Nicky shrugged. "Keeps me away from smack." She looked to the ducks, walking in a row past them and jumping into the nearby river. "Don't you ever get jealous of those ducks, man? Like they know just where they're headed...and they stick together. No one is left behind."

"You don't have to worry about me, you know," Alex spoke lowly. "Piper and I-it isn't...I knew what I was getting into when we started it."

"Doesn't make it suck any less when it's over. She's gonna pick him. And I know you think I'm saying it cuz I'm bitter and because of how shit went down with me but I'm saying it cuz I don't wanna see you crushed like I was...it's the truth, Alex, and deep down, you know it."

"I do," Her admission sent a sharp pang directly into the center of her chest and she swallowed hard. "But God fucking help me, I can't not be with her. I tried...you know how hard I fought. And it's gonna hurt and I'm gonna be in alot of pain when it ends but I'm gonna have to find a way to deal with it because she'll still be a part of this band...and I would rather see her every day and know I can't be with her then to have her cut out of my life." She let out a tense breath. "I don't think about it. I can't."

They sat in silence, Nicky blowing out a steady steam of smoke. "P ok? She's fucking pissed, isn't she?"

"Because she cares."

"I know. And I care too...she's not just some random girl to me. I'm not just gonna hook up with her and run. But I think she wants more than I can give her right now and she fuckin' deserves better."

"Look at us," Alex said humorlessly, stretching out her long legs, "We're pathetic."

"Totally." Nicky paused. "You get it though, right? Why I'm meeting up with her?"

"You think you need closure. But you don't, Nick. Your closure will come when you let yourself move on."

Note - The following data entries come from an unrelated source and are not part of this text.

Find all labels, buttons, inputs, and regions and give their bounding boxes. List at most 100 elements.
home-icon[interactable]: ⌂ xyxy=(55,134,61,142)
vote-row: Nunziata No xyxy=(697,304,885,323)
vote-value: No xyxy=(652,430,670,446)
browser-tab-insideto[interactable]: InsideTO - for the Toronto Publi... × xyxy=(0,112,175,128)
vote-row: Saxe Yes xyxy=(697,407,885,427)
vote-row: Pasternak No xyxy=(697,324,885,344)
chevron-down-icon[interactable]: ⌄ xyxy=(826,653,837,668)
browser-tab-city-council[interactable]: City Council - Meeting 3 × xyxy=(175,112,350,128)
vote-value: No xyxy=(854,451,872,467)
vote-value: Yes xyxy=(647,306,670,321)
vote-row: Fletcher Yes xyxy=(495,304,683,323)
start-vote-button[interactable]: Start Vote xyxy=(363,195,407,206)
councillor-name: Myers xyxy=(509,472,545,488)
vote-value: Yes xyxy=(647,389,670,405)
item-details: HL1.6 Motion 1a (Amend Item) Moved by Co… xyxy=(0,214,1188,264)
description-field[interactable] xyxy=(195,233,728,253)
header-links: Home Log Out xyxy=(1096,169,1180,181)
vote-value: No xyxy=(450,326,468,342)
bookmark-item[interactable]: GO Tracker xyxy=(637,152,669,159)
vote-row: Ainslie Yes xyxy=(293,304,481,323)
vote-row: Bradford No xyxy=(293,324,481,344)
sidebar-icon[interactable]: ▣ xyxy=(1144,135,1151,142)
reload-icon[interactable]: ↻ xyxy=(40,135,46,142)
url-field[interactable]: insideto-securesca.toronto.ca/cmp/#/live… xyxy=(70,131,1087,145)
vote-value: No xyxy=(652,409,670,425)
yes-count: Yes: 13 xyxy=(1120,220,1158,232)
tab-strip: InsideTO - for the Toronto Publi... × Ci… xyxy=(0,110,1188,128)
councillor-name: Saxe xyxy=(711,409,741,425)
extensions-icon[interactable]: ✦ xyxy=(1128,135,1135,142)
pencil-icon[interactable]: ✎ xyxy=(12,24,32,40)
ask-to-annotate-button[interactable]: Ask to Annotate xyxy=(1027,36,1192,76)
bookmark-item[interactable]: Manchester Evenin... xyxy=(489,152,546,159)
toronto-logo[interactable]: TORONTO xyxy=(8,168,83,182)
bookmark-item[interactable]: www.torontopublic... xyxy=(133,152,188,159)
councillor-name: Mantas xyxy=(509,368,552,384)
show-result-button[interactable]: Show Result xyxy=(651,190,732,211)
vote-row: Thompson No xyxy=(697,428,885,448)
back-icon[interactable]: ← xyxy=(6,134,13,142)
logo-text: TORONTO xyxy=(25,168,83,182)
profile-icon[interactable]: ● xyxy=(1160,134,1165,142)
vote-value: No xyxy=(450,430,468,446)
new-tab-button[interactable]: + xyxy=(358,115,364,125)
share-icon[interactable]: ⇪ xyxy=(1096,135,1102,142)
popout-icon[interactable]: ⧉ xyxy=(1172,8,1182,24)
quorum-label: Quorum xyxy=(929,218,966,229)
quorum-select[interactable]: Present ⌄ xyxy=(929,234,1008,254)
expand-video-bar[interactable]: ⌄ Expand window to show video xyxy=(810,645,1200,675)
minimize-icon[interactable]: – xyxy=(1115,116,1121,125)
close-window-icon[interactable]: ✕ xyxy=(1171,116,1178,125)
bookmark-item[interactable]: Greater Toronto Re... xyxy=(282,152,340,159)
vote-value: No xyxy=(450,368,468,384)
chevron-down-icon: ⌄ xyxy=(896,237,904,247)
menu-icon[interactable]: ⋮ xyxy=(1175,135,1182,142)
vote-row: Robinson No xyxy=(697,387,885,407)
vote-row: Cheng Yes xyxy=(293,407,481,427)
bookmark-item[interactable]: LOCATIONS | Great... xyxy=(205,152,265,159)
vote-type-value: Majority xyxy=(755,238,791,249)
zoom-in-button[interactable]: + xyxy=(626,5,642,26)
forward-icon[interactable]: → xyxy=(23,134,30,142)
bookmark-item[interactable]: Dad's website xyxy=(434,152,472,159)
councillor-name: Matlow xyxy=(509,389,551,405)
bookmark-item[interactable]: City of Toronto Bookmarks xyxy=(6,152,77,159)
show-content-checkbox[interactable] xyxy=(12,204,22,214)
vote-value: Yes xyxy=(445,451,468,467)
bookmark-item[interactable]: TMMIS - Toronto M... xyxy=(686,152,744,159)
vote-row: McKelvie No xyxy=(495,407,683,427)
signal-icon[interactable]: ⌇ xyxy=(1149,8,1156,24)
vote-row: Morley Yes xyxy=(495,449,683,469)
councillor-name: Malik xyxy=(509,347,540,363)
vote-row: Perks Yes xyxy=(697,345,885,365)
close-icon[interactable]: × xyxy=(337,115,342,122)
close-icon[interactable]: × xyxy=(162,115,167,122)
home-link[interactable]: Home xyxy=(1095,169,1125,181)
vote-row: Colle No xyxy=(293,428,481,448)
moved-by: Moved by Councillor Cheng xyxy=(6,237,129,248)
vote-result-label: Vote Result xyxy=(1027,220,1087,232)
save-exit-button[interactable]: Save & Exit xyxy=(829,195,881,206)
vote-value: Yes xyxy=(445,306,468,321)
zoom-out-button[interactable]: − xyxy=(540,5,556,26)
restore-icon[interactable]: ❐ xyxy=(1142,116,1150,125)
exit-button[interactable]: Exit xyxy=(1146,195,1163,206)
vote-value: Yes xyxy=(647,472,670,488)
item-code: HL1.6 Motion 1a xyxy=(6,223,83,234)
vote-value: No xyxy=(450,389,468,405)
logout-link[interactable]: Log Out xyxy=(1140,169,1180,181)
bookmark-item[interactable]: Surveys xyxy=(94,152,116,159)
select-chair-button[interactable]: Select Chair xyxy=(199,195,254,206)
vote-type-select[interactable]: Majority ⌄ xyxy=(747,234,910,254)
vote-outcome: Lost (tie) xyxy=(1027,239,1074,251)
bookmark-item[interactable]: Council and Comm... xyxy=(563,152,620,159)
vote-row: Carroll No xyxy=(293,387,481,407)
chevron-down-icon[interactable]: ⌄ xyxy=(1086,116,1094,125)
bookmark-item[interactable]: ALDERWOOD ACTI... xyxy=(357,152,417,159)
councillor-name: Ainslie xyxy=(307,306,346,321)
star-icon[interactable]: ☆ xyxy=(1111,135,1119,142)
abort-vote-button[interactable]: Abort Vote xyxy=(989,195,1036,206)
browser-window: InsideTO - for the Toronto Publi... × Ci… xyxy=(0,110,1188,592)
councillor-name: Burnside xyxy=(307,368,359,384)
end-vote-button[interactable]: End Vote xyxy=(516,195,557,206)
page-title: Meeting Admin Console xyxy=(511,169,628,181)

Nicky snorted. "You should talk. When is your closure gonna come, huh? When we're in Boston next week and Larry finds out you're in love with his fiancee or when you're a fucking bridesmaid at her wedding?" She looked at Alex. "Ask yourself, dude, are you willing to put up with being her dirty little secret? I think Chapman's great...but she's playing you, man."

And it was with that, Alex knew Nicky was correct, that there would be no happy ending. And even more startling, if Piper was playing her for a fool, she couldn't bring herself to care.

Author's Note: The Nicky/Poussey sideplot was an idea bubble planted by an interview with Natasha Lyonne where she was talking about how much she loved Samira Wiley and had one time hoped for a relationship between their characters. Wish granted (in AU form)!